After Dr. Kurth's very short presentation, Dr. Brown barely had to open his mouth to "win" the debate. But he went much further than even describing Obama's plan. All parts of McCain's plan that Dr. Kurth was unfamiliar with were explained in detail by Dr. Brown, before he summarily refuted them with facts and figures, rather than personal experiences. It was like watching Lennox Lewis take on my old Tae-Bo instructor.
Without a real sparring partner, Mr. Brown talked for about a half-hour, and got away with quoting every questionnable statistic, and its intepretation as fact (i.e. "48 million Americans don't have health insurance," without a mention that this includes illegal immigrants, whose health costs ought not to be subsidized any more than those of any given world citizen- and I even support immigration reform). If free-marketers believe that socialists advance their causes through romantic emotionalism, rather than rational data, they would be disappointed to see who are currently carrying each movement's torch. Here was one guy, the so-called "Marxist" who came across as professional, fluent in policy, and well-prepared. Then there was the other guy, the "Capitalist," who seemed to have a verbal tic in his constant repetition of "I believe in the free market" and described, very generally, that he has some problems dealing with the government bureaucracies in his medical practice.
(As an unrelated aside, my audience question to Dr. Brown was as follows: "There are many controversial cultural issues in medicine, including abortion rights, medical futility, and transgender surgery. How do you feel that the existence of a National Health Insurance Exchange might affect the debate regarding cultural issues? More specifically, in the case of medical futility, who would decide when the plug is pulled? The patient's family or the people footing the bill, who may not have made the patient's decision for themselves?" The line to pitch questions to the Obama representative consisted of: Me. The line to ask questions of the McCain consisted of at least 6 upset people).

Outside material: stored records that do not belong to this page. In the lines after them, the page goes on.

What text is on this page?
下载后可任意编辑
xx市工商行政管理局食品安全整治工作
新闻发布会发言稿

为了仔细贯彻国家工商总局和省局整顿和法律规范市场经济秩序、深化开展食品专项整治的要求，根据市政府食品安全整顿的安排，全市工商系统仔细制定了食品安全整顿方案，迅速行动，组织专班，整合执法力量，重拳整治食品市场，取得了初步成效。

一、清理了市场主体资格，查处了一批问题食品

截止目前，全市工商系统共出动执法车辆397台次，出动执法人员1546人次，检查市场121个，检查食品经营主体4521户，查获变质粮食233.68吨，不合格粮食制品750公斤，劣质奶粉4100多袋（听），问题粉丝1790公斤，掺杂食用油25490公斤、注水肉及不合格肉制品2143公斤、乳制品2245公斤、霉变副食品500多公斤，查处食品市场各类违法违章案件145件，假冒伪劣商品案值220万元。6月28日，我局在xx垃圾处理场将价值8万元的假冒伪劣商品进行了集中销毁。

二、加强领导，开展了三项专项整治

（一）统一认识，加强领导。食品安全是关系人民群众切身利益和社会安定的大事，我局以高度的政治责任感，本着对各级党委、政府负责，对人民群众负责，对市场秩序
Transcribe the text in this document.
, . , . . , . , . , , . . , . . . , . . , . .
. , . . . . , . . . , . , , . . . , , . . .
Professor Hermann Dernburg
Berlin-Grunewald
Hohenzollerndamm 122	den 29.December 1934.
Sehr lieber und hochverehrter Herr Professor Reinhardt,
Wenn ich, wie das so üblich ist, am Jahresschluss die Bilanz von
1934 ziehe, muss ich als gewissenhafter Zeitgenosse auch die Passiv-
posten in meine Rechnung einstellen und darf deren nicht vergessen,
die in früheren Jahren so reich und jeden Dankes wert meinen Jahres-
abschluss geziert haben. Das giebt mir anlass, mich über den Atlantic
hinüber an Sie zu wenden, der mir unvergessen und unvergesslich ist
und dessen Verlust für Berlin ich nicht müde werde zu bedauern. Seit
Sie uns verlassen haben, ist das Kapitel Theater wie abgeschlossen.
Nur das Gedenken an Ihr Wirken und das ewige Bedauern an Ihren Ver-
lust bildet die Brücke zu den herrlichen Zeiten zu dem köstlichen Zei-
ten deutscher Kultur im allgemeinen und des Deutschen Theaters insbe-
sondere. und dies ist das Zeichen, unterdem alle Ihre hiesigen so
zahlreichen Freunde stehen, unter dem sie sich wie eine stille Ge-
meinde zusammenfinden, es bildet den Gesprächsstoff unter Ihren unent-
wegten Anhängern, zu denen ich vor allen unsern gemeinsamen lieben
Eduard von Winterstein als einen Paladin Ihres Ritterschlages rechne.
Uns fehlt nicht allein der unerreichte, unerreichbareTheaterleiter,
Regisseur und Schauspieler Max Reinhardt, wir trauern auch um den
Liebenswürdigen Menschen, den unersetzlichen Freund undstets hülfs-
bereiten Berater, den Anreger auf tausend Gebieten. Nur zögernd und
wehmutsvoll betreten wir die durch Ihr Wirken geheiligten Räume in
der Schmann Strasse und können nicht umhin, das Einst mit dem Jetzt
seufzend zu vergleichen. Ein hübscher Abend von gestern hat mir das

After the "debate," we discussed the two health care plans in our classroom. Considering the overwhelming support for Obama in my medical school, as well as the poor performance of the McCain representative, I have to give my fellow students a lot of credit. They asked a lot of the important questions that made me realize that there are knee-jerk liberals, and liberals who ask and consider probing, relevant questions. In our classroom discussion, some people queried, "How would these plans be paid for?" "How would we insure that costs don't go up if there are coverage mandates? How do we prevent increased premiums for healthy people (or a healthy person exodus from costly plans), once insurers are required to disregard "pre-existing conditions"? Would illegal immigrants be eligible for free care? If not, who would be left to pay for their medical expenses?) Despite my constant feeling of being a political minority in my medical school, I do admire and respect my classmates. It's just a shame that the one opportunity for many people to hear a cogent argument on behalf of the free market was was so devastatingly wasted.